Population performance: Map patients on quality and total cost across
the continuum-of care (ambulatory and acute). Identify optimal
preventive care levels to minimize lifecycle cost over a time period by
chronic condition.
Incentive management
If financial incentives for health care professionals are not
aligned with performance, success may be temporary and hard
to sustain.

Effective incentive programs distinctly drive higher quality and
reduce costs for greater value in health care.

Incentive programs reward care teams for reducing population
risk scores, improving patient satisfaction scores, and reducing
overall patient costs.

Continuum of care dashboards (ambulatory and acute) are
useful in designing incentive programs and illustrate risk-cost-
quality details for each patient (Figure 5).







Figure 5 - Continuum of Care Analysis by Patient, Preventive Care Impact on Acute Care Costs
Monitor how much total inpatient and outpatient care (cost and quality)
is being provided to the risk panel; identify patient outliers.
Patient SOH scores can be rolled up to population averages.

For example, one incentive program dashboard maps
physician/care coordinator teams on a cost-quality grid.

Each bubble corresponds to a specific physician- care
coordinator team, and the size of the bubble illustrates the size
of the population they manage.

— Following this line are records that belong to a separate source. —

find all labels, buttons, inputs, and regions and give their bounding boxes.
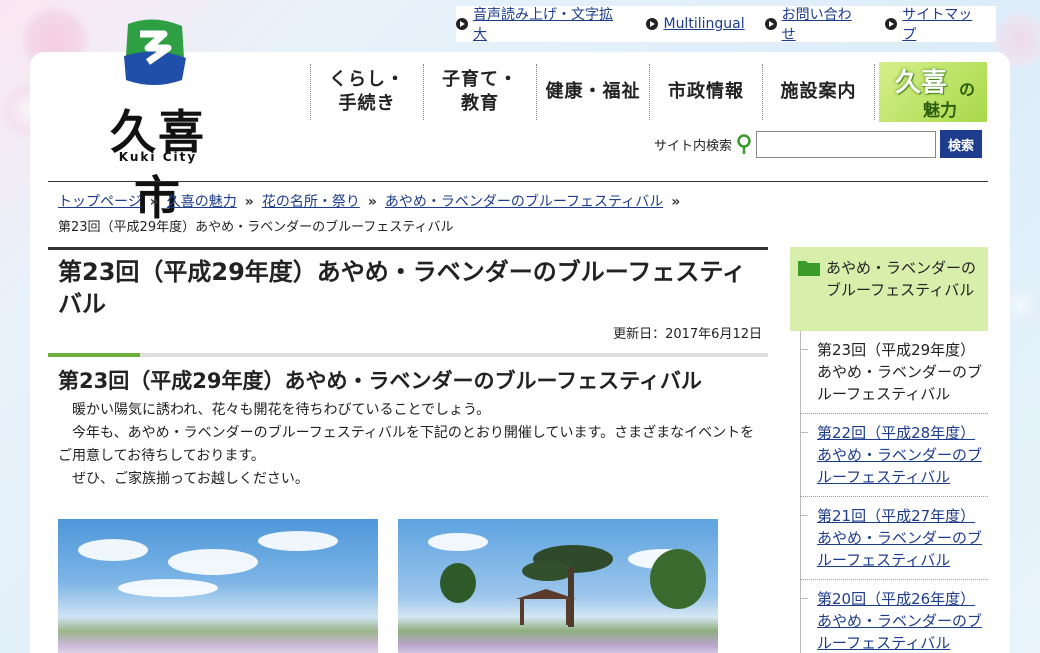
breadcrumb-link[interactable]: 花の名所・祭り — [262, 194, 360, 210]
arrow-bullet-icon — [764, 18, 777, 30]
tree-icon — [650, 549, 706, 609]
updated-date: 更新日：2017年6月12日 — [613, 327, 762, 342]
arrow-bullet-icon — [456, 18, 468, 30]
gazebo-photo — [398, 519, 718, 653]
breadcrumb-link[interactable]: トップページ — [58, 194, 142, 210]
util-link-voice[interactable]: 音声読み上げ・文字拡大 — [456, 4, 626, 44]
site-logo[interactable]: 久喜市 Kuki City — [88, 18, 228, 225]
search-button[interactable]: 検索 — [940, 130, 983, 158]
heading-bar — [48, 353, 768, 357]
gnav-facilities[interactable]: 施設案内 — [762, 64, 875, 120]
side-nav-item[interactable]: 第21回（平成27年度）あやめ・ラベンダーのブルーフェスティバル — [800, 497, 988, 580]
breadcrumb-current: 第23回（平成29年度）あやめ・ラベンダーのブルーフェスティバル — [58, 220, 454, 235]
side-nav-item[interactable]: 第22回（平成28年度）あやめ・ラベンダーのブルーフェスティバル — [800, 414, 988, 497]
photo-gallery — [58, 519, 718, 653]
site-search: サイト内検索 検索 — [654, 130, 983, 158]
gnav-cityinfo[interactable]: 市政情報 — [649, 64, 762, 120]
kuki-logo-icon — [124, 19, 186, 85]
gnav-childcare[interactable]: 子育て・ 教育 — [423, 64, 536, 120]
utility-bar: 音声読み上げ・文字拡大 Multilingual お問い合わせ サイトマップ — [456, 4, 996, 44]
paragraph: 暖かい陽気に誘われ、花々も開花を待ちわびていることでしょう。 — [72, 402, 491, 418]
gnav-health[interactable]: 健康・福祉 — [536, 64, 649, 120]
breadcrumb-separator-icon: » — [671, 194, 681, 210]
side-nav-item-current: 第23回（平成29年度）あやめ・ラベンダーのブルーフェスティバル — [800, 331, 988, 414]
header-divider — [48, 181, 988, 182]
breadcrumb-separator-icon: » — [367, 194, 377, 210]
util-link-multilingual[interactable]: Multilingual — [646, 16, 745, 32]
pine-tree-icon — [516, 545, 613, 627]
tree-icon — [440, 563, 476, 603]
util-link-contact[interactable]: お問い合わせ — [764, 4, 866, 44]
paragraph: ぜひ、ご家族揃ってお越しください。 — [72, 471, 309, 487]
breadcrumb-link[interactable]: あやめ・ラベンダーのブルーフェスティバル — [385, 194, 663, 210]
global-nav: くらし・ 手続き 子育て・ 教育 健康・福祉 市政情報 施設案内 久喜 の 魅力 — [310, 62, 987, 122]
arrow-bullet-icon — [646, 18, 659, 30]
folder-icon — [798, 261, 820, 276]
breadcrumb-separator-icon: » — [149, 194, 159, 210]
logo-subtitle: Kuki City — [118, 150, 198, 164]
main-content: 第23回（平成29年度）あやめ・ラベンダーのブルーフェスティバル 更新日：201… — [48, 247, 768, 653]
breadcrumb-separator-icon: » — [244, 194, 254, 210]
breadcrumb-link[interactable]: 久喜の魅力 — [167, 194, 237, 210]
util-link-sitemap[interactable]: サイトマップ — [885, 4, 986, 44]
arrow-bullet-icon — [885, 18, 898, 30]
paragraph: 今年も、あやめ・ラベンダーのブルーフェスティバルを下記のとおり開催しています。さ… — [58, 425, 755, 464]
side-nav-item[interactable]: 第20回（平成26年度）あやめ・ラベンダーのブルーフェスティバル — [800, 580, 988, 653]
page-title: 第23回（平成29年度）あやめ・ラベンダーのブルーフェスティバル — [48, 247, 768, 318]
iris-field-photo — [58, 519, 378, 653]
gnav-kuki-charm[interactable]: 久喜 の 魅力 — [879, 62, 987, 122]
side-nav-heading[interactable]: あやめ・ラベンダーのブルーフェスティバル — [790, 247, 988, 331]
section-heading: 第23回（平成29年度）あやめ・ラベンダーのブルーフェスティバル — [58, 369, 702, 393]
gnav-living[interactable]: くらし・ 手続き — [310, 64, 423, 120]
breadcrumb: トップページ » 久喜の魅力 » 花の名所・祭り » あやめ・ラベンダーのブルーフェスティバ… — [58, 190, 978, 240]
search-icon — [737, 134, 751, 154]
intro-text: 暖かい陽気に誘われ、花々も開花を待ちわびていることでしょう。 今年も、あやめ・ラ… — [48, 395, 768, 491]
side-nav-list: 第23回（平成29年度）あやめ・ラベンダーのブルーフェスティバル 第22回（平成… — [790, 331, 988, 653]
side-nav: あやめ・ラベンダーのブルーフェスティバル 第23回（平成29年度）あやめ・ラベン… — [790, 247, 988, 653]
search-label: サイト内検索 — [654, 138, 733, 154]
search-input[interactable] — [756, 130, 937, 158]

The distance of each bubble
from the crosshair indicates the positive or negative variance
from the target and is proportional to each team’s bonus or
penalty.( Refer Fig.6)














Figure 6 – Physician value index used for incentive management for care teams.
Report shared savings by plan by physician on a periodic basis and show
the impact of actions on their “pocketbook”.
Validating the SOH Model APPROACH
To validate the models, researchers compared the new SOH
model against that of a leading claims-based risk model (the
payer model).

For the SOH model, researchers used real-time clinical data. The
SOH model did not include past ER or IP admissions data.

Next, researchers calculated a SOH score for each patient using
historical data over two years
Inpatient Admissions
Figure 7 shows total
hospitalized patients as a ratio
of the total diabetic patients
for that SOH band.

At very high scores, all patients
were hospitalized. Thus, Figure
7 validates the accuracy and
predictive power of the SOH
score.









Figure 7- Ratio of Hospitalized Patients to Total
Diabetic Patients
Creating a SOH Composite
Figure 8 shows the
relationship between
the payer risk scores and IP
admissions.

Similarly, at higher risk scores,
the predictive power of the
payer’s model
is only 50% whereas the
researchers’ SOH model is
closer to 100% accurate

Figure 8 - Relationship between the payer risk
scores and IP admissions.
WORK SMARTER USING SOH MODELS
State of health models are highly accurate and predictive, and
ideally suited for chronic care population management by
chronic condition.
Using SOH scores, care coordinators can correctly identify and
focus on high risk patients with a great risk of hospitalization in
the short term.

Given the rapid adoption of EHRs among primary care physicians
and groups, the data required to build SOH models is readily
available now, and will continue to expand over the next two
years.
Healthcare providers can enable continuous improvement using
SOH models together with care management programs. This
approach has already been institutionalized in a number of
leading medical homes like Medical Clinic of North Texas
(MCNT).
MCNT has pioneered the SOH-based population management
approach.

MCNT experienced a stellar FY 2010 performance with Total
Medical Cost trend.

Overall performance index improved in Facility Outpatient (-5%),
Other Medical Services (-6%), and Professional (-1%) categories,
relative to the market. An enviable performance considering the
challenges healthcare provider markets are facing with the influx
of market changes.

SUMMARY
To lower health costs, physician networks and medical homes
must employ a closed loop population management program
that focus on patient SOH stratification, chronic disease
management, care coordination and incentive management.

To become masters in their population management programs,
they need decision support systems such as population SOH
(risk) stratification and predictive models.